Tuesday, March 04, 2014

Planting for Spiritual Renewal: Post 5

[Jesus] told them many things in parables, saying: “A farmer went out to sow his seed.  As he was scattering the seed, some fell along the path, and the birds came and ate it up. Some fell on rocky places, where it did not have much soil. It sprang up quickly, because the soil was shallow.  But when the sun came up, the plants were scorched, and they withered because they had no root. Other seed fell among thorns, which grew up and choked the plants.  Still other seed fell on good soil, where it produced a crop—a hundred, sixty or thirty times what was sown. Whoever has ears, let them hear.”  (Matthew 13)

That's a good parable and it holds a lot of spiritual truth.  But, this prairie farmer is not going out scattering seed the way Jesus' farmer did.  Nosirree.  Not when that seed costs $100 an acre and is coming out of his "hobby" pocket.  When Woody and I planted the prairie we wanted to make certain that every expensive seed made contact with the soil in such a way that germination and growth would be optimized.  To that end we hooked up my John Deere tractor to a Great Plains seed drill with a native seed box and designed to open a shallow furrow, drop the warm season grass and wildflower seeds, and cover and slightly compact the furrow, pressing the seed into the soil.  We seeded the field and hillside (as the picture above show) going one lengthwise.  Then we went widthwise.  And then we drove across at angles.  

It was intensive work.  A little tractor pulling a big seeder that weighed as much as it did.  We had to be careful to go the right speed to get the seed into the ground.  Woody drove.  I helped by riding on the back and keeping the seed stirred and jumping off the seed drill to make sure seed was dropping freely and at the right amount.  

All of this serves as a good parable for Quaker revitalization and renewal, I think.  While Jesus is promiscuous in his seed of life sowing, even he recognized that the the seed grows best in ground that's ready to receive it -- good soil.  We have good soil in many of our meetings.  Soil that is ready to receive the Seed. 

To maximize growth, we would do well to use a spiritual seed drill -- to open up furrows, place the seed carefully, cover it over, tamp it down and allow the Spirit to water it and bring it to life.  I referred to some of the seeds in my post immediately previous to this one.  The difference between a prairie and our spiritual life is, though, that careful, intentional seeding is constant for the spiritual life.  We need to be intentional -- individually and corporately -- about getting the Seed in contact with the soil of our souls.  Our seed drills may vary -- spiritual deepening classes, spiritual story telling, outward practices, inward practices, adult religious education opportunities.  We may use a variety (or all!) of these things over and over as we move across the fields of faith.

Intention and frequency are the key words here, I think.  We need, as the Religious Society of Friends to be offering intentional and frequent spiritual seedings in our meetings.  Just as there is no one prairie management plan, so to is there no one plan for spiritual seeding in a meeting.  We need to find what works for our soil -- our souls.  And then get to it.
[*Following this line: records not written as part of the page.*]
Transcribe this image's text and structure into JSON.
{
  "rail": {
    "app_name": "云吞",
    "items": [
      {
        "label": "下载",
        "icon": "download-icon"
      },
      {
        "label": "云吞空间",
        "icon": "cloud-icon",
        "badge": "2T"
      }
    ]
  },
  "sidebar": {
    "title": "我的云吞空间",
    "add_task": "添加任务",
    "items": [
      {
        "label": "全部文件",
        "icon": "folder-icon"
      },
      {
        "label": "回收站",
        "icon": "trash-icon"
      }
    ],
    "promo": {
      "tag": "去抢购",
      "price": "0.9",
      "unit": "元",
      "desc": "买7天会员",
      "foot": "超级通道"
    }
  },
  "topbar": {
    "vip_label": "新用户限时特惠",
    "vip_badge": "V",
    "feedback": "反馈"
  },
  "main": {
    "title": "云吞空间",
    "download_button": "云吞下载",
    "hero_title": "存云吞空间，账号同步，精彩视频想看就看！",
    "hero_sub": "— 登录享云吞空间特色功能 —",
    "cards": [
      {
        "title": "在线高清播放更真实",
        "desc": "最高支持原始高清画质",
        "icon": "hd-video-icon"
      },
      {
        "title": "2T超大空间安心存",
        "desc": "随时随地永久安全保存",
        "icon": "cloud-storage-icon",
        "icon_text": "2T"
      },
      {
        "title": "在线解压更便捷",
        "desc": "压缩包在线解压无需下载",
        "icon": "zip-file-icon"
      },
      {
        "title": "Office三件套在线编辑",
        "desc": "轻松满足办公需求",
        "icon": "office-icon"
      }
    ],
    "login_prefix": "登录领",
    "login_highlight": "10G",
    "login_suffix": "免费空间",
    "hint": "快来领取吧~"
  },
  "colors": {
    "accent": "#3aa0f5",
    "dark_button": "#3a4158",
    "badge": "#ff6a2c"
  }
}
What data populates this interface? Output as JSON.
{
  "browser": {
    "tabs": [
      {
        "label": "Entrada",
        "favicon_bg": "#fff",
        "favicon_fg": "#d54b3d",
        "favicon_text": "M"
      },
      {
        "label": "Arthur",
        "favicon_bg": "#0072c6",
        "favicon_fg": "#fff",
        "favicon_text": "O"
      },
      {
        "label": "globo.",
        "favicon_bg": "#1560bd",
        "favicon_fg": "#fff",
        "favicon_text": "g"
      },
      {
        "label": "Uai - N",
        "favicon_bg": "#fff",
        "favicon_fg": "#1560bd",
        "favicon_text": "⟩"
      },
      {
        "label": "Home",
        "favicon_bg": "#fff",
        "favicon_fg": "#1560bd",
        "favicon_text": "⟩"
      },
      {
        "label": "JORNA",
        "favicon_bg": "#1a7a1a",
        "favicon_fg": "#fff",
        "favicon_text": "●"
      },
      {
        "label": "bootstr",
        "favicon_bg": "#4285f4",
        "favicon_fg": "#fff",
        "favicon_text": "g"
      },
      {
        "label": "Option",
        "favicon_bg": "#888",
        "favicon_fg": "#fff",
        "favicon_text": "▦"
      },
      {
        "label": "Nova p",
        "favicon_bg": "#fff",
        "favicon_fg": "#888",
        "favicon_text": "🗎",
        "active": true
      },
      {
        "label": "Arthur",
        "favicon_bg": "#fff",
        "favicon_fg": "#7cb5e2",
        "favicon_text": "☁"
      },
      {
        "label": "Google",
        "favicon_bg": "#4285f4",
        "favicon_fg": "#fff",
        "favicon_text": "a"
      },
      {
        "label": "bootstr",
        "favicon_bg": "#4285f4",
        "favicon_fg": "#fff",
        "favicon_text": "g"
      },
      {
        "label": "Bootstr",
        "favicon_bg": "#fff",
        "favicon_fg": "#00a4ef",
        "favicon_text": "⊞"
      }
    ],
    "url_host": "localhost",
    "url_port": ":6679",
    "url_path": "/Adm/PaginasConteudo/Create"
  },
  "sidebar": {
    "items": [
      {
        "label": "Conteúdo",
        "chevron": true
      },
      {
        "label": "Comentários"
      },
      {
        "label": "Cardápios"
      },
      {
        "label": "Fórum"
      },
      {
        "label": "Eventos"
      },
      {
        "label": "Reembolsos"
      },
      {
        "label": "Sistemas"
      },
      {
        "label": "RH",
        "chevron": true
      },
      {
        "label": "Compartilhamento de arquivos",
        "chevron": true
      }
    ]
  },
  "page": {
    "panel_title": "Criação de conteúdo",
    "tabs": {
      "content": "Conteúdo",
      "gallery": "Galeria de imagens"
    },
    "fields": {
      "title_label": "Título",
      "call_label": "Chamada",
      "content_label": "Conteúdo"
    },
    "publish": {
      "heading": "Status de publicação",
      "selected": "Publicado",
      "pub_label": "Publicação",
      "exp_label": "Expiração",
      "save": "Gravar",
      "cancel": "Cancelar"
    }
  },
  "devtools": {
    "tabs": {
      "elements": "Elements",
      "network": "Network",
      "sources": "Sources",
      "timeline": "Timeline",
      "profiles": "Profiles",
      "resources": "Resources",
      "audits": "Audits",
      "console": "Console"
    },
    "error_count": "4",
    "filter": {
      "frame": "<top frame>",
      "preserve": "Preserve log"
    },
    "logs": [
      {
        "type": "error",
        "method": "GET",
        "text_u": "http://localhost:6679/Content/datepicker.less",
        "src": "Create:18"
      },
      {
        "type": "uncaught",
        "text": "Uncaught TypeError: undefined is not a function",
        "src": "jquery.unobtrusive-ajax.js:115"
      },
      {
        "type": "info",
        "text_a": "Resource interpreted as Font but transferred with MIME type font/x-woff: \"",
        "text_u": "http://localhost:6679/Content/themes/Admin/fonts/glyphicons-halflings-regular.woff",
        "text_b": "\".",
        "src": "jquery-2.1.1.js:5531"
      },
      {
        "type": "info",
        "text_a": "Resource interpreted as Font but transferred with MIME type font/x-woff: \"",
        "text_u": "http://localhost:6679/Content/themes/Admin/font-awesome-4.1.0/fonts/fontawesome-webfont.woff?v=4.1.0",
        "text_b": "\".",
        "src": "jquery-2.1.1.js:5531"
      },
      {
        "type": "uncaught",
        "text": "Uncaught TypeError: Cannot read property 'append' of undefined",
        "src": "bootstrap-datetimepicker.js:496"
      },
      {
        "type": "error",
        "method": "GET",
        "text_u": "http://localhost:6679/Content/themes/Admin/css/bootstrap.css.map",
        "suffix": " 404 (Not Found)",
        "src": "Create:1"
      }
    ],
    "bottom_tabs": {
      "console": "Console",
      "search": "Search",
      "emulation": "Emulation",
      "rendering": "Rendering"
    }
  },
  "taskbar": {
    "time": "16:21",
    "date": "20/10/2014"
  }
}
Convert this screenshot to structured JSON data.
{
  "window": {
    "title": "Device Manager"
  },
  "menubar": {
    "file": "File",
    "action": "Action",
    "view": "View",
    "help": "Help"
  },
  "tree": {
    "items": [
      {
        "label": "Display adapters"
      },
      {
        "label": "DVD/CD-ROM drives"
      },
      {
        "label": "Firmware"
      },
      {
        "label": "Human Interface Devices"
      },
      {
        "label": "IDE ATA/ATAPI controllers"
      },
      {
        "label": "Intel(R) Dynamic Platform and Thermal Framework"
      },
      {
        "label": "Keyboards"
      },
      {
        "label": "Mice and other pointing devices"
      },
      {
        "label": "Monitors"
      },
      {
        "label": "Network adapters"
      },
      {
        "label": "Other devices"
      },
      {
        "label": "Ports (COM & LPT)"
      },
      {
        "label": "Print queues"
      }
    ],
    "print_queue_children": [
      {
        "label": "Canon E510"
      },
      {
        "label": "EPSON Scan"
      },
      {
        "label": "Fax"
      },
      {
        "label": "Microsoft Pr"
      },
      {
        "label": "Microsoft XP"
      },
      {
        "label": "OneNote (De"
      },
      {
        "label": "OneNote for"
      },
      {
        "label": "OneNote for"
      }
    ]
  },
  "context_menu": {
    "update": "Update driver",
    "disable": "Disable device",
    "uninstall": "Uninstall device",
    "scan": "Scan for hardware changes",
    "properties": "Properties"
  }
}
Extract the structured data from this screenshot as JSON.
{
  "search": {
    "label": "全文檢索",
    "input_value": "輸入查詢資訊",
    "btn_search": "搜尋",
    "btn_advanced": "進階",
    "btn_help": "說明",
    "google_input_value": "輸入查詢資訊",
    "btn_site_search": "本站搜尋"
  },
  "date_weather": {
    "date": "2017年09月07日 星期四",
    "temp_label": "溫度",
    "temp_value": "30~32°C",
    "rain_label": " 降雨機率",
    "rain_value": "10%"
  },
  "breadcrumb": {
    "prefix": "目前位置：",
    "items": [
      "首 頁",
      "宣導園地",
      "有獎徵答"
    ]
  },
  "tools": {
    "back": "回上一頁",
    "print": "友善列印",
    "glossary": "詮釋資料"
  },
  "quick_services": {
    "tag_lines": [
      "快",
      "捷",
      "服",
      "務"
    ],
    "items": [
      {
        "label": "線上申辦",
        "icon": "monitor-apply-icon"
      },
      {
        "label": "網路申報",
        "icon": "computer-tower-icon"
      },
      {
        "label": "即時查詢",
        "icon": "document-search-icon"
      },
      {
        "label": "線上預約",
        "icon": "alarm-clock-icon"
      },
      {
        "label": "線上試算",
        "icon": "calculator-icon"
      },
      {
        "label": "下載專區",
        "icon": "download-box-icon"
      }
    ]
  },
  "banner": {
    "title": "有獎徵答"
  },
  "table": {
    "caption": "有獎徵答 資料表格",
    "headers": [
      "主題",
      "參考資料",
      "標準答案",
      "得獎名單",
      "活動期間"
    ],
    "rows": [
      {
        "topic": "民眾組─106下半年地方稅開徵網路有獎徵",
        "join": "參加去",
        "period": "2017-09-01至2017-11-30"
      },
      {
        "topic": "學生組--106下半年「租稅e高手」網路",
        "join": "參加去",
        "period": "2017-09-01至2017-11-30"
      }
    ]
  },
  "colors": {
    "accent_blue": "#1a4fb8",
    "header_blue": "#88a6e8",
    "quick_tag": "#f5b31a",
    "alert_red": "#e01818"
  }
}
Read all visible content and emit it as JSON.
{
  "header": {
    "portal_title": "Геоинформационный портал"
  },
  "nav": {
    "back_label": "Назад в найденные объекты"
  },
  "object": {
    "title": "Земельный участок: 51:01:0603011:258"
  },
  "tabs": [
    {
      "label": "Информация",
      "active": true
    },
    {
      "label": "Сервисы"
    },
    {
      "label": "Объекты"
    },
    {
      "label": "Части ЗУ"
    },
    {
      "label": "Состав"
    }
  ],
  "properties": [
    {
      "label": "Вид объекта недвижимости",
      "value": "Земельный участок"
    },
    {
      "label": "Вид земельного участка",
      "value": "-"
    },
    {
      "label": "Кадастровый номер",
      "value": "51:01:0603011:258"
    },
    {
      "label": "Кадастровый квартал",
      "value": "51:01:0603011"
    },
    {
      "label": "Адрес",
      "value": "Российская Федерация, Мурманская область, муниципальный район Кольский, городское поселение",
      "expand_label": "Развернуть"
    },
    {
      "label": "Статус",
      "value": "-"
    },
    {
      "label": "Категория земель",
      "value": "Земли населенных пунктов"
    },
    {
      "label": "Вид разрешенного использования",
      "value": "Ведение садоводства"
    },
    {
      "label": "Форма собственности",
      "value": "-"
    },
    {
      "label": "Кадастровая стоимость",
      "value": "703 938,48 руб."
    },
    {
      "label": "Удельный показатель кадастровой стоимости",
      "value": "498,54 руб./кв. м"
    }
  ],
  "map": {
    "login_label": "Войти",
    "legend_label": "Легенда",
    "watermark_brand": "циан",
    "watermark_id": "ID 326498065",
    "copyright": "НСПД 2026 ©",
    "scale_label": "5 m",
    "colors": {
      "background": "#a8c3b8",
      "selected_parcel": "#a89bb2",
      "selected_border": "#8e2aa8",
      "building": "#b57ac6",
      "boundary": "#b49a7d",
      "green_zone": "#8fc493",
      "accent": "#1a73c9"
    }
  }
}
With care, prayer, and intention.


S. R. said...

These are great blog posts. Thanks for writing them.

The one think I would add is to this is loving community -- because it covers all the bumps on the way, and enables all the other pieces like sharing of spiritual stories and others. Loving others and being loved is a form of preparation for worship and a form of worship itself. It seems to be an entry point (Crossing (point) (over)) for the holy coming into the ordinary and the ordinary flowing back into the holy for God coming into this world and us going toward God/ communicating with (I don't have this quite right...). We love others, we love God, God is love, etc.. It is the root of the testamoines and a space in which we encounter God. I have this image of love coming down and up and in from all sides.

Also I wonder if that quote might be related to "letting your life speak" type seeds as well -- like yes we need to have programs and services, but the (lord?) YHVH (burning bush?) (spirit?) flows into all parts of life as well. If we are on infertile ground we may not be as close to our guide as we think.

Brent Bill said...

Good thought. Loving community is indeed important.